On the south side, two people were shot at an apartment complex on Sandra lane. Emergency crews pronounced one of the victims dead at the scene. Later, police got in a short pursuit with a vehicle that fled the scene. The vehicle stopped, and a third person was found shot inside.
Elsewhere, IMPD responded to a call at an apartment complex on Hosbrook Street. They discovered a man had been shot and killed. Neighbors began spreading the information around their North Square neighborhood.
“One of my business partners let me know. He heard on the street here was a murder over here,” says Mike Angel who lives and owns a business nearby, “[North Square is] a peaceful island away from Fountain Square generally. We go out on walks and patrol. There should be some kind of safety system when something like that happens. There should be some kind of alert at least.”
Angel says the majority of his information comes from word of mouth, or from using the Citizens Safety App that can show crimes in the area.
“It could took some digging to find out what’s going on in my neighborhood,” Angel explains.
He says the last time shots were fired in that area was during the winter at a nearby park.
“I would encourage them to get involved, encourage them to contact their district commander,” answers Reverend Harrison when asked what he recommends people do in the neighborhoods of these recent shootings.
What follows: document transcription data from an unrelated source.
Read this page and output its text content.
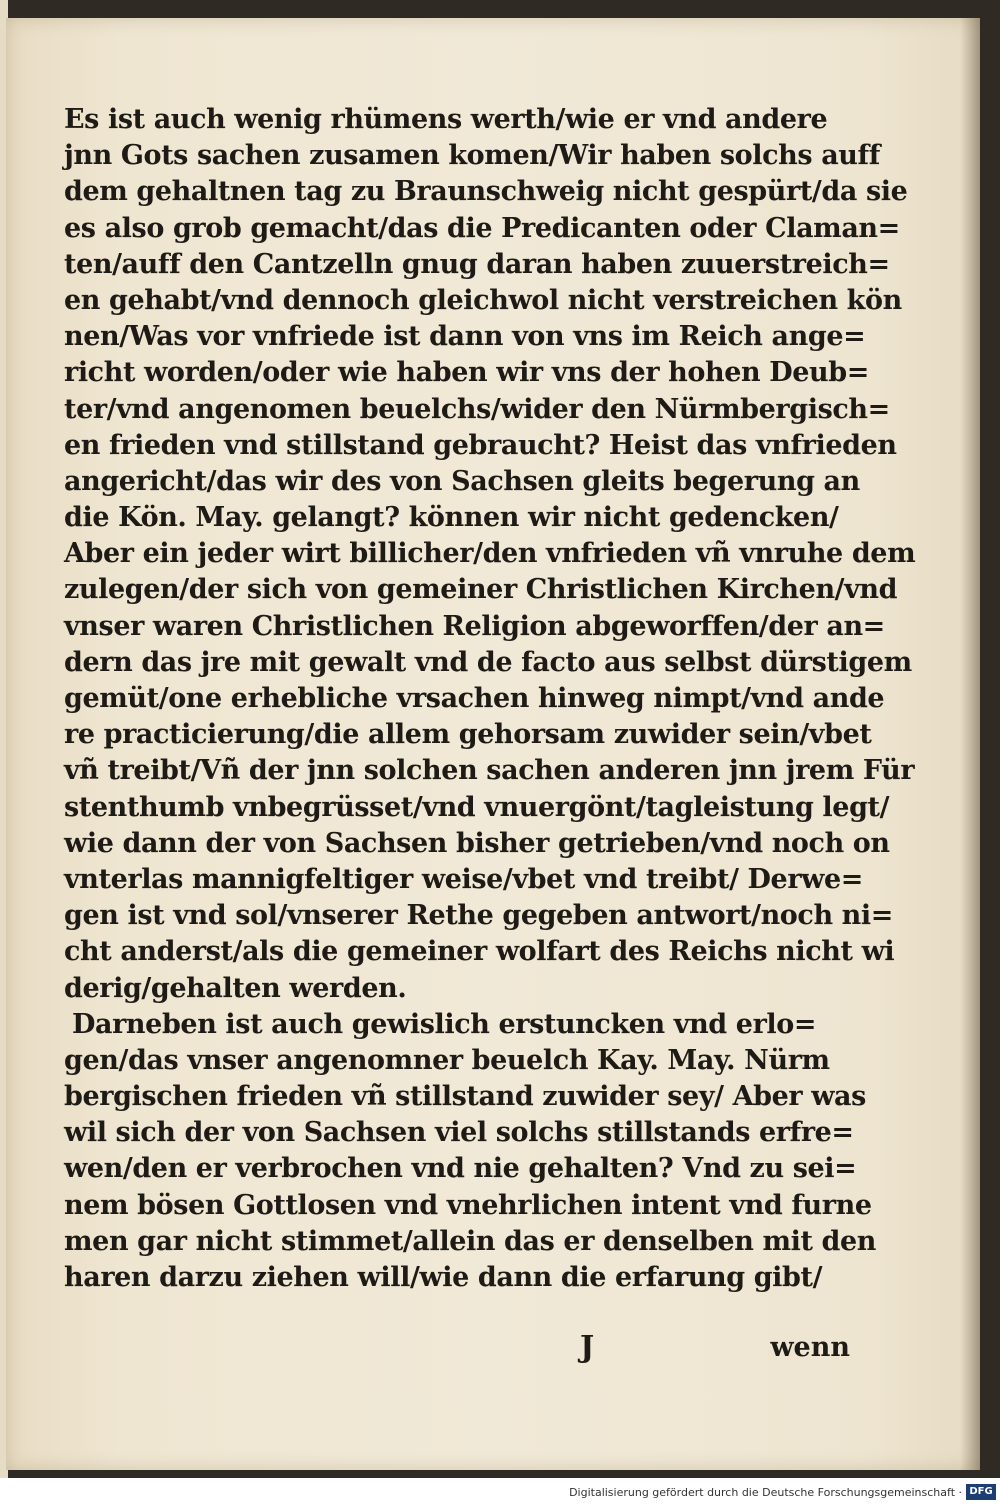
Es ist auch wenig rhümens werth/wie er vnd andere
jnn Gots sachen zusamen komen/Wir haben solchs auff
dem gehaltnen tag zu Braunschweig nicht gespürt/da sie
es also grob gemacht/das die Predicanten oder Claman=
ten/auff den Cantzelln gnug daran haben zuuerstreich=
en gehabt/vnd dennoch gleichwol nicht verstreichen kön
nen/Was vor vnfriede ist dann von vns im Reich ange=
richt worden/oder wie haben wir vns der hohen Deub=
ter/vnd angenomen beuelchs/wider den Nürmbergisch=
en frieden vnd stillstand gebraucht? Heist das vnfrieden
angericht/das wir des von Sachsen gleits begerung an
die Kön. May. gelangt? können wir nicht gedencken/
Aber ein jeder wirt billicher/den vnfrieden vñ vnruhe dem
zulegen/der sich von gemeiner Christlichen Kirchen/vnd
vnser waren Christlichen Religion abgeworffen/der an=
dern das jre mit gewalt vnd de facto aus selbst dürstigem
gemüt/one erhebliche vrsachen hinweg nimpt/vnd ande
re practicierung/die allem gehorsam zuwider sein/vbet
vñ treibt/Vñ der jnn solchen sachen anderen jnn jrem Für
stenthumb vnbegrüsset/vnd vnuergönt/tagleistung legt/
wie dann der von Sachsen bisher getrieben/vnd noch on
vnterlas mannigfeltiger weise/vbet vnd treibt/ Derwe=
gen ist vnd sol/vnserer Rethe gegeben antwort/noch ni=
cht anderst/als die gemeiner wolfart des Reichs nicht wi
derig/gehalten werden.
Darneben ist auch gewislich erstuncken vnd erlo=
gen/das vnser angenomner beuelch Kay. May. Nürm
bergischen frieden vñ stillstand zuwider sey/ Aber was
wil sich der von Sachsen viel solchs stillstands erfre=
wen/den er verbrochen vnd nie gehalten? Vnd zu sei=
nem bösen Gottlosen vnd vnehrlichen intent vnd furne
men gar nicht stimmet/allein das er denselben mit den
haren darzu ziehen will/wie dann die erfarung gibt/
J	wenn
Digitalisierung gefördert durch die Deutsche Forschungsgemeinschaft · DFG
On Friday night, Reverend Harrison and the rest of the Peace Coalition formed a peace walk near 29th street and MLK.
“We have had a lot of aggravated assaults, a lot of shots fired calls,” Reverend Harrison says of the area.
“I’m out here today in honor of my son Chad Smitherman,” adds Lisa Smitherman who joined the peace walk, “He was brutally murdered on February 14, 2020. He was one of the first twenty homicides here in Indianapolis. It’s just a feeling that no parent should bear. Parents aren’t supposed to bury their children. We are supposed to go first.”
Smitherman is imploring parents to speak with their children and communicate that there is too much violence.
“Just because they are grown doesn’t mean they don’t still need guidance from Mom and Dad,” Smitherman says.
So far, Chad Smitherman’s case remains unsolved.
“We need young people who know these individuals who are committing these acts of violence to go to their fellow brother, fellow sister, and say, ‘Hey gun violence is not the way to solve a problem,” explains Aaron Williams with the City of Peace Coalition.